A decisão inicial do Supremo Tribunal Federal (STF) no último dia 26 de
outubro que, por maioria de 7 a 4, determinou a inviabilidade da
desaposentação, foi um duro golpe para os aposentados que retomam ao
mercado de trabalho e, obrigatoriamente, contribuem para o Instituto
Nacional do Seguro Social (INSS). Na visão dos especialistas em Direito
Previdenciário, os processos que estão em curso no Judiciário
requisitando o recálculo dificilmente terão êxito. Entretanto, aqueles
já obtiveram a vitória na Justiça e estão recebendo o novo valor não
terão os benefícios reduzidos até 2017.
A presidente do Supremo Tribunal Federal (STF), Cármen Lúcia, afirmou
na última quinta-feira (27) que situações pendentes sobre a
desaposentação – como a de aposentados que já obtiveram benefícios mais
vantajosos na Justiça com base em novas contribuições – deverão ser
resolvidas posteriormente, com a apresentação de recursos ao próprio
tribunal, por exemplo.
O professor e autor de obras de Direito Previdenciário Marco Aurélio Serau Junior
explica que o Supremo deve publicar um acórdão – sentença que consolida
a decisão – e também analisar os recursos das partes envolvidas, que
podem apresentar os chamados embargos de declaração, destinados a
solucionar omissões, contradições ou obscuridades da decisão.

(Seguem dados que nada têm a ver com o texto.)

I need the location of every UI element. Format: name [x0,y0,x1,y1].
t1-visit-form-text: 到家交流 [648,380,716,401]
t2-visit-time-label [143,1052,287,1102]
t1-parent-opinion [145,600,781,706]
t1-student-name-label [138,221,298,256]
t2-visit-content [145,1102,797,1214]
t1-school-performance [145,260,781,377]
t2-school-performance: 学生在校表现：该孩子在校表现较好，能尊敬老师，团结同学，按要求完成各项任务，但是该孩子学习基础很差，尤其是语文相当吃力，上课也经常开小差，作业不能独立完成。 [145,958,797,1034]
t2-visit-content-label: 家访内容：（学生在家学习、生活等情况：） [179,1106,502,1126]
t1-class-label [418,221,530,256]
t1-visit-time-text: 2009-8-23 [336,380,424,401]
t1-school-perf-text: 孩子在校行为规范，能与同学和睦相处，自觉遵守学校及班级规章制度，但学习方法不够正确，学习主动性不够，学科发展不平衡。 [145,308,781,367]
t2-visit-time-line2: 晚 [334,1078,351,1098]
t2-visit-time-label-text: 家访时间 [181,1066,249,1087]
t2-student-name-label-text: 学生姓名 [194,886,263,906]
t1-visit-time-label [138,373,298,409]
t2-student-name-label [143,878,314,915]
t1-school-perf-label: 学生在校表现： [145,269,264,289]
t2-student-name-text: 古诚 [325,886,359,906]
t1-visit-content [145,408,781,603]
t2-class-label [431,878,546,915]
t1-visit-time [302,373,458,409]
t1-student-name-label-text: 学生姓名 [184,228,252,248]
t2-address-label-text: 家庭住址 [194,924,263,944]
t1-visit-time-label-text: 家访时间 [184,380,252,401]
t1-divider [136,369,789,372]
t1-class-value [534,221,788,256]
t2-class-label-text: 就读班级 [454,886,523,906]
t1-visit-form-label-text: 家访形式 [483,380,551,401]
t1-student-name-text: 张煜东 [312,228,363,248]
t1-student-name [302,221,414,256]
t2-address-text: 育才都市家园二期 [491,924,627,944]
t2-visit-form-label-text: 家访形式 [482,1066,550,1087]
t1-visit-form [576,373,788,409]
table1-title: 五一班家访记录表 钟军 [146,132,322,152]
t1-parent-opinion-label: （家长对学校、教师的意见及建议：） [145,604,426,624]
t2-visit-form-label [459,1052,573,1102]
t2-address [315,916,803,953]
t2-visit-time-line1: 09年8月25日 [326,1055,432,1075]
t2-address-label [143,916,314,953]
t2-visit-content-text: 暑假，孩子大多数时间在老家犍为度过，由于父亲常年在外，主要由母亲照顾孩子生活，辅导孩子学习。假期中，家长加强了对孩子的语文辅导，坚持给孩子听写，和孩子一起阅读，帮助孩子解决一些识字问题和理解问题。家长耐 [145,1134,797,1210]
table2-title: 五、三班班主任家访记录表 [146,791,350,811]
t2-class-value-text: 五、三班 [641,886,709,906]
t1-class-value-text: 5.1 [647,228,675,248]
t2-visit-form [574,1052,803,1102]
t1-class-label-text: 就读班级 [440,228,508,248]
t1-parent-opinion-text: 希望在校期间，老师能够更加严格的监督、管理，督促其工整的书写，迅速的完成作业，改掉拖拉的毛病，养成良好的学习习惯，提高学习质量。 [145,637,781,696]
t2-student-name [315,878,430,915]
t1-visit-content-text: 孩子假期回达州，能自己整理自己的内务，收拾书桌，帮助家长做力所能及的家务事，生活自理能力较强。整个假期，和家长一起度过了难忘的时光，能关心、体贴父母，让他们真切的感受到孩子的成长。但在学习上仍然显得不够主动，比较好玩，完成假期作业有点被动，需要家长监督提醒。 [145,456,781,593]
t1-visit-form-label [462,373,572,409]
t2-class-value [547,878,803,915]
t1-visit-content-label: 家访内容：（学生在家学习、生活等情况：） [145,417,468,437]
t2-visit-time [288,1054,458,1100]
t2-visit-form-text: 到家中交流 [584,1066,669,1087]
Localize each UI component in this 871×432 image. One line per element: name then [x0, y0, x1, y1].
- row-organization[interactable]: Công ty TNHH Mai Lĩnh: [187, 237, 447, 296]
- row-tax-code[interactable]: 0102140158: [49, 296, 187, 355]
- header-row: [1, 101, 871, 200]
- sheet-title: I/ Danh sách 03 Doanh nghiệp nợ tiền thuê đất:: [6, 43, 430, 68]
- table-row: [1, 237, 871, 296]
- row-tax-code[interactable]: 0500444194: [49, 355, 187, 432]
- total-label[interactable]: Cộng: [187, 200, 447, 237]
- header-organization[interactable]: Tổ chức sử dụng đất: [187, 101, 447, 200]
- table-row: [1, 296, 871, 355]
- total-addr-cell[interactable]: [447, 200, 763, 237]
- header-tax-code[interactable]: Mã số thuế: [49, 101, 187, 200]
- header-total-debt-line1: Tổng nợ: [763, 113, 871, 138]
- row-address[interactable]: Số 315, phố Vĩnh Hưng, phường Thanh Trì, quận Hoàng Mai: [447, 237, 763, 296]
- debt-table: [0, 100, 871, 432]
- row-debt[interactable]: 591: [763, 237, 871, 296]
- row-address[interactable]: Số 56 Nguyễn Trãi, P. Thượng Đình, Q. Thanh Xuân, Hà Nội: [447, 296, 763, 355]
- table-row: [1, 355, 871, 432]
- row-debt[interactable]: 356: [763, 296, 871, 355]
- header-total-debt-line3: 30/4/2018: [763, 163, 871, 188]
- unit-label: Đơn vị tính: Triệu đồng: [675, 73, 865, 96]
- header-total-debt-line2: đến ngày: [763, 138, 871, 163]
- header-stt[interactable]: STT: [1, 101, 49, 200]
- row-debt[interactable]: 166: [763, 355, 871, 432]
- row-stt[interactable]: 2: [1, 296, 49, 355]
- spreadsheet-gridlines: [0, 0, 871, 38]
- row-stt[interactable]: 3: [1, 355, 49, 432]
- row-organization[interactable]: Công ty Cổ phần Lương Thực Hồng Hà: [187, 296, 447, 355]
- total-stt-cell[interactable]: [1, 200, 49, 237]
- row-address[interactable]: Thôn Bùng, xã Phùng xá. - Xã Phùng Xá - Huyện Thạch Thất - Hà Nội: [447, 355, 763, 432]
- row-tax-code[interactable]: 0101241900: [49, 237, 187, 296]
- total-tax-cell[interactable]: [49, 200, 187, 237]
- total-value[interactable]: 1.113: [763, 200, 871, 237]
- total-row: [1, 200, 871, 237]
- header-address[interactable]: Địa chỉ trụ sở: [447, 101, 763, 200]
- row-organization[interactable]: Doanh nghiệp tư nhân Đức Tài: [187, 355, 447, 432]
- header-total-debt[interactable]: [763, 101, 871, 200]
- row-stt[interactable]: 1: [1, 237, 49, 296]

Isso porque o ministro Ricardo Lewandowski questionou sobre as
situações pendentes, como a de pessoas que desaposentaram com decisões
judiciais transitadas em julgado (sem possibilidade de recursos);
pessoas desaposentadas com decisões liminares (provisórias) ou outras
com processos ainda em tramitação.
“A ausência de decisão final do Supremo deixa uma lacuna não preenchida
e dúvidas para aqueles que já recebem a desaposentação. Foi mais uma
infelicidade do tribunal. Agora, somente após os julgamentos dos
embargos é que saberemos qual será o futuro daqueles que já recebem o
novo benefício”, afirma o professor.
O prazo para a publicação do acórdão e o julgamento dos embargos podem
demorar até mais de seis meses, segundo os especialistas. A publicação
do acórdão deve ocorrer somente no ano que vem, pois o prazo regimental
para publicação deste é 60 dias, mas não há contagem de prazo durante o
recesso de dezembro e janeiro. E apenas após a publicação é que as
partes envolvidas no processo poderão interpor os embargos.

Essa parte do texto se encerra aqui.